Mr Berezovsky told the trial that Mr Abramovich had "intimidated" him into selling shares in a Russian oil company at a fraction of their value. Mr Abramovich disputed the claim.
Both men "rose to enormous wealth and influence" in Russia in the 1990s as state-owned firms were privatised in the wake of the collapse of communism, the court heard.
But Mr Berezovsky fled Russia in late 2000, after falling out with President Vladimir Putin. He travelled initially to France, then settled in England.
During the trial, Laurence Rabinowitz QC, for Mr Berezovsky, said both men had become friends after working together to acquire Russian oil company Sibneft.
They persuaded then Russian president Boris Yeltsin to "bring about the privatisation of Sibneft and its disposal into their hands", said Mr Rabinowitz.
But Mr Abramovich had intimidated Mr Berezovsky and his colleague into selling their ownership interest in Sibneft at a "massive undervalue" and put Mr Berezovsky "in fear for the life of his friend and the risk that his property might be expropriated", said the QC.

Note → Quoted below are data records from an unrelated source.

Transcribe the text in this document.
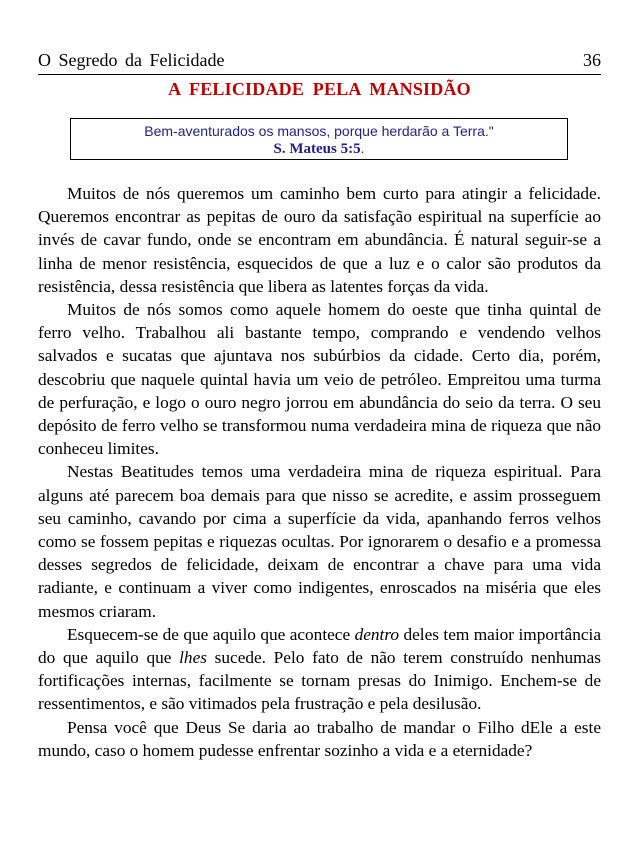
O Segredo da Felicidade	36
A FELICIDADE PELA MANSIDÃO
Bem-aventurados os mansos, porque herdarão a Terra."
S. Mateus 5:5.

Muitos de nós queremos um caminho bem curto para atingir a felicidade. Queremos encontrar as pepitas de ouro da satisfação espiritual na superfície ao invés de cavar fundo, onde se encontram em abundância. É natural seguir-se a linha de menor resistência, esquecidos de que a luz e o calor são produtos da resistência, dessa resistência que libera as latentes forças da vida.

Muitos de nós somos como aquele homem do oeste que tinha quintal de ferro velho. Trabalhou ali bastante tempo, comprando e vendendo velhos salvados e sucatas que ajuntava nos subúrbios da cidade. Certo dia, porém, descobriu que naquele quintal havia um veio de petróleo. Empreitou uma turma de perfuração, e logo o ouro negro jorrou em abundância do seio da terra. O seu depósito de ferro velho se transformou numa verdadeira mina de riqueza que não conheceu limites.

Nestas Beatitudes temos uma verdadeira mina de riqueza espiritual. Para alguns até parecem boa demais para que nisso se acredite, e assim prosseguem seu caminho, cavando por cima a superfície da vida, apanhando ferros velhos como se fossem pepitas e riquezas ocultas. Por ignorarem o desafio e a promessa desses segredos de felicidade, deixam de encontrar a chave para uma vida radiante, e continuam a viver como indigentes, enroscados na miséria que eles mesmos criaram.

Esquecem-se de que aquilo que acontece dentro deles tem maior importância do que aquilo que lhes sucede. Pelo fato de não terem construído nenhumas fortificações internas, facilmente se tornam presas do Inimigo. Enchem-se de ressentimentos, e são vitimados pela frustração e pela desilusão.

Pensa você que Deus Se daria ao trabalho de mandar o Filho dEle a este mundo, caso o homem pudesse enfrentar sozinho a vida e a eternidade?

Jonathan Sumption QC, for Mr Abramovich, said Mr Berezovsky was paid millions of pounds by businesses controlled by Mr Abramovich for his services as a "political godfather".
Mr Sumption added that while Mr Berezovsky's contribution had been "important, indeed... indispensable" he had not "contributed a single cent" to acquiring or building up Sibneft, nor made any managerial contribution.